No, it’s not the organic/gluten-free/farm-to-table market down the street; it’s the rustic gastropub in The Bushwick Starr’s (207 Starr St.) new play [porto] — though based on Brooklyn’s artisanal food scene trends, these bites might soon appear on your go-to bar’s menu. And like those snacks, the play is a concoction of the satirical, savory, and flat-out strange.
[porto] is part of this year’s (and the second annual) Exponential Festival, a theatrical series promoting works created in New York and performed in Brooklyn. Kate Benson’s funny, meandering, and world-premiere play centers on Porto, a young woman for whom the hipness of Brooklyn’s cultural and foodie offerings has perhaps grown dull.
Porto, whose conscious is drolly voiced from offstage by Benson herself, is played (incarnate) by Julia Sirna-Frest, who refreshingly shades boredom and reveals each micro-stage of Porto’s evolution over the play’s 90 minutes. Her growth is sparked by Hennepin (Jorge Cordova), the bar-going, bearded chap who drinks his namesake’s beer and disrupts Porto’s single-in-Brooklyn ennui. Benson, in a manner that never gets tiresome, narrates each beat of their relationship, from literature bonding and lunar beguilement to fumbling apartment keys before kissing indoors. In this, Benson the writer does stellar work balancing the everyday with the possibility for chance encounters.
Still, the show takes some oddball turns — two not-so voice-of-reason “rabbits” briefly appear before Porto is to eat hasenpfeffer and never appear again, and a half-baked character (Porto’s barfly gal pal) helps bookend the play without adding much humor or meaning to it. In these scenes [porto] teeters on the absurd but not always in a way that feels welcome or jives with the rest of the piece.
These moments are mostly forgivable thanks to director Lee Sunday Evan’s efficient staging, a talented cast, and a strong troupe of designers. Kristen Robinson’s set showcases a handsome bar and apartment, and Kate Marvin’s sound design subtly repeats the same background music at the same bar Porto visits each day (though the choice to use Spanish pre-show music was less subtle and more confusing).

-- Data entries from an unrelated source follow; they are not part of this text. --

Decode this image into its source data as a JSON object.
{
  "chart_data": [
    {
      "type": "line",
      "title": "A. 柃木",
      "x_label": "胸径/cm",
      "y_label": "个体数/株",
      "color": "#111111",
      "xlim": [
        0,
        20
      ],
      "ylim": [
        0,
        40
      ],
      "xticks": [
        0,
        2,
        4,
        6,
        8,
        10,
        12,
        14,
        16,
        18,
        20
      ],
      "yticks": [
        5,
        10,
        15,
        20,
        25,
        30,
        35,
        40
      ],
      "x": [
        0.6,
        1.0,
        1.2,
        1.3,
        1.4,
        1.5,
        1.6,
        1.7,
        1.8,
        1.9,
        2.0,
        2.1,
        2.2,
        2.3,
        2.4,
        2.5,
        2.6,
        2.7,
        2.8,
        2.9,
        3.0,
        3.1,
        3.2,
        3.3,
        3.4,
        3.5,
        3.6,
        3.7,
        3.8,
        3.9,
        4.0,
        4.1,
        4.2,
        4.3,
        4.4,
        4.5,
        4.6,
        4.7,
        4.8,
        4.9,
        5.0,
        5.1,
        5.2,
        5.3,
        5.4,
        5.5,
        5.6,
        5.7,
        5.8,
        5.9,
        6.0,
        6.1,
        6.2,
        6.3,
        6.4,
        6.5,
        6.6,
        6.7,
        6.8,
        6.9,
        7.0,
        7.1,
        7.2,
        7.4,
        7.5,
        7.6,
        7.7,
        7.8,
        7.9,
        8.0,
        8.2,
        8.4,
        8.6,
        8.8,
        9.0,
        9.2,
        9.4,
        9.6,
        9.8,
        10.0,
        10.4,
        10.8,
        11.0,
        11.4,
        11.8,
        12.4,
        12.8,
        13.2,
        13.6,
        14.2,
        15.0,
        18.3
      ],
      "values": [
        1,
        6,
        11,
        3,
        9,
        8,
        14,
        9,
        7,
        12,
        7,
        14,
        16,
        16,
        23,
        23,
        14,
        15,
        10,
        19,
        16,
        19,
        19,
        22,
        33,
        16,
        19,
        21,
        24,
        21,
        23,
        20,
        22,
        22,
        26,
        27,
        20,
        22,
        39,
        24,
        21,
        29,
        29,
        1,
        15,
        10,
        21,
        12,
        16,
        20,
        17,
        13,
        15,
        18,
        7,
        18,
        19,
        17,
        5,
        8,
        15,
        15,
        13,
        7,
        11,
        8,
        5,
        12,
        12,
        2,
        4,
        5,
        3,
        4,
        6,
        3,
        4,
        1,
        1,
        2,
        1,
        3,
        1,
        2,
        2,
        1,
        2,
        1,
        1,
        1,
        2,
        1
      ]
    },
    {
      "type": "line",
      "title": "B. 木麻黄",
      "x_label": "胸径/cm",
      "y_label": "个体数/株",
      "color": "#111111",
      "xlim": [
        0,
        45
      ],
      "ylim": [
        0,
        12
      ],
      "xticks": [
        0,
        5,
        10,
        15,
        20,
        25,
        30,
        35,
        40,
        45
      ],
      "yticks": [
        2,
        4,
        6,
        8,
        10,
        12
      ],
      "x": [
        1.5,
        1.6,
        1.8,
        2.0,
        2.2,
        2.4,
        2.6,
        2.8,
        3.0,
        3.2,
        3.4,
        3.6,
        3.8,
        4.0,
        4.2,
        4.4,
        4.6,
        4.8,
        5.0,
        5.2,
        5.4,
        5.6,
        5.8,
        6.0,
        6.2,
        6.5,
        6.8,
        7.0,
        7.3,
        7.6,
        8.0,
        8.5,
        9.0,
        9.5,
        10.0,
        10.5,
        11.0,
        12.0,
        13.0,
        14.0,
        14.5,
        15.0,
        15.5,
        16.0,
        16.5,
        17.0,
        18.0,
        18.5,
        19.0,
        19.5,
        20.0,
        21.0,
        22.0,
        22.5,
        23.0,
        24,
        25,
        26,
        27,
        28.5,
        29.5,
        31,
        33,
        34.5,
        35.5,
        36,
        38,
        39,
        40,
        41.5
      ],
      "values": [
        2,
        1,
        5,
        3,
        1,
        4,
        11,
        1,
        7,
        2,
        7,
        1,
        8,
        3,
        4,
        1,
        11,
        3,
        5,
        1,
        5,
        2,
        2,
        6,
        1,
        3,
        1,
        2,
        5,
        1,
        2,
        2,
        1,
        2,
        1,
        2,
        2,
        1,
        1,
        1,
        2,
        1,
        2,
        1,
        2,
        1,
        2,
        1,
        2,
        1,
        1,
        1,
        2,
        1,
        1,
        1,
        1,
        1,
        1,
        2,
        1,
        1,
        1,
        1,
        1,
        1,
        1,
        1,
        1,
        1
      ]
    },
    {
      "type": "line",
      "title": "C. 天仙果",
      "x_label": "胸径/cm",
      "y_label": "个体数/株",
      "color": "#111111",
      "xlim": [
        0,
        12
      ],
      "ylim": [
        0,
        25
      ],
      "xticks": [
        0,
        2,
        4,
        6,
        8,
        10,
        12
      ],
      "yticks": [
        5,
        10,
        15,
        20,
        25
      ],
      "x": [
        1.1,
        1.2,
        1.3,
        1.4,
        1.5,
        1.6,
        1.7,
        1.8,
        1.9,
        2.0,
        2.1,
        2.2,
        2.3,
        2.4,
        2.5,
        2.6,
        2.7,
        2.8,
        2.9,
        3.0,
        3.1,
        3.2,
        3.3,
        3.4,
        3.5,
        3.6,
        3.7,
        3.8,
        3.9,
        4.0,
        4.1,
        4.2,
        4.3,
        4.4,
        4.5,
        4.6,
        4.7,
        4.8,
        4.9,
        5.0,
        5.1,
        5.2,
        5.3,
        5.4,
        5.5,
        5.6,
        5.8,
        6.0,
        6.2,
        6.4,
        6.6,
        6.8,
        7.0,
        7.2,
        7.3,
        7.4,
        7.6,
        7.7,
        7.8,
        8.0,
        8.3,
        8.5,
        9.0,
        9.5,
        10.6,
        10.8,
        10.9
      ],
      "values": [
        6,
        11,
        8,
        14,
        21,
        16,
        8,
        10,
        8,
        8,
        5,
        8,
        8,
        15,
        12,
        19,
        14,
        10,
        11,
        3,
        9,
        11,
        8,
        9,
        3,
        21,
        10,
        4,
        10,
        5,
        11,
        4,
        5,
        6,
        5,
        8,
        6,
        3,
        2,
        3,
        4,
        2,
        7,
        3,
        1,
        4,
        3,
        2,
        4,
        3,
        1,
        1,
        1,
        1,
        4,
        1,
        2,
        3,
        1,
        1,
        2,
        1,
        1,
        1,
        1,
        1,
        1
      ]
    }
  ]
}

The rest of the cast is equally strong, including the sharp and sweet Ugo Chukwu as the waiter pining for Porto and Noel Joseph Allain as the bartender who, well, looks and acts just like a serviceable bartender I knew while living in Berkeley. Chukwu and Allain later play, in one of the show’s funnier bits, Porto’s feminist icons imagined as roommates who debate how to handle Hennepin the morning after the hookup, but it might have made more sense to have those godmother-esque roles played by the rabbit actors.
But Porto is in her own bildungsroman, so to follow others’ advice would be to, once again, succumb to her lack of self confidence. She will handle her romance, wisely or not, as she sees fit. After a play of listening to the persistent voice in her head, Porto takes steps out of her apartment and toward becoming Herself. [porto], then, is an amusing little play that — like its titular girl at the end of her little arc — tries not take itself so seriously.
The Exponential Festival runs through the end of the month, with varying shows at North Brooklyn venues including The Brick (579 Metropolitan Ave.), Bushwick Starr (207 Starr St.), Chez Bushwick (307 Boerum St. #23), CPR (361 Manhattan Ave. Unit 1), Triskelion Arts (106 Calyer St.), and Vital Joint (109 Meserole St.).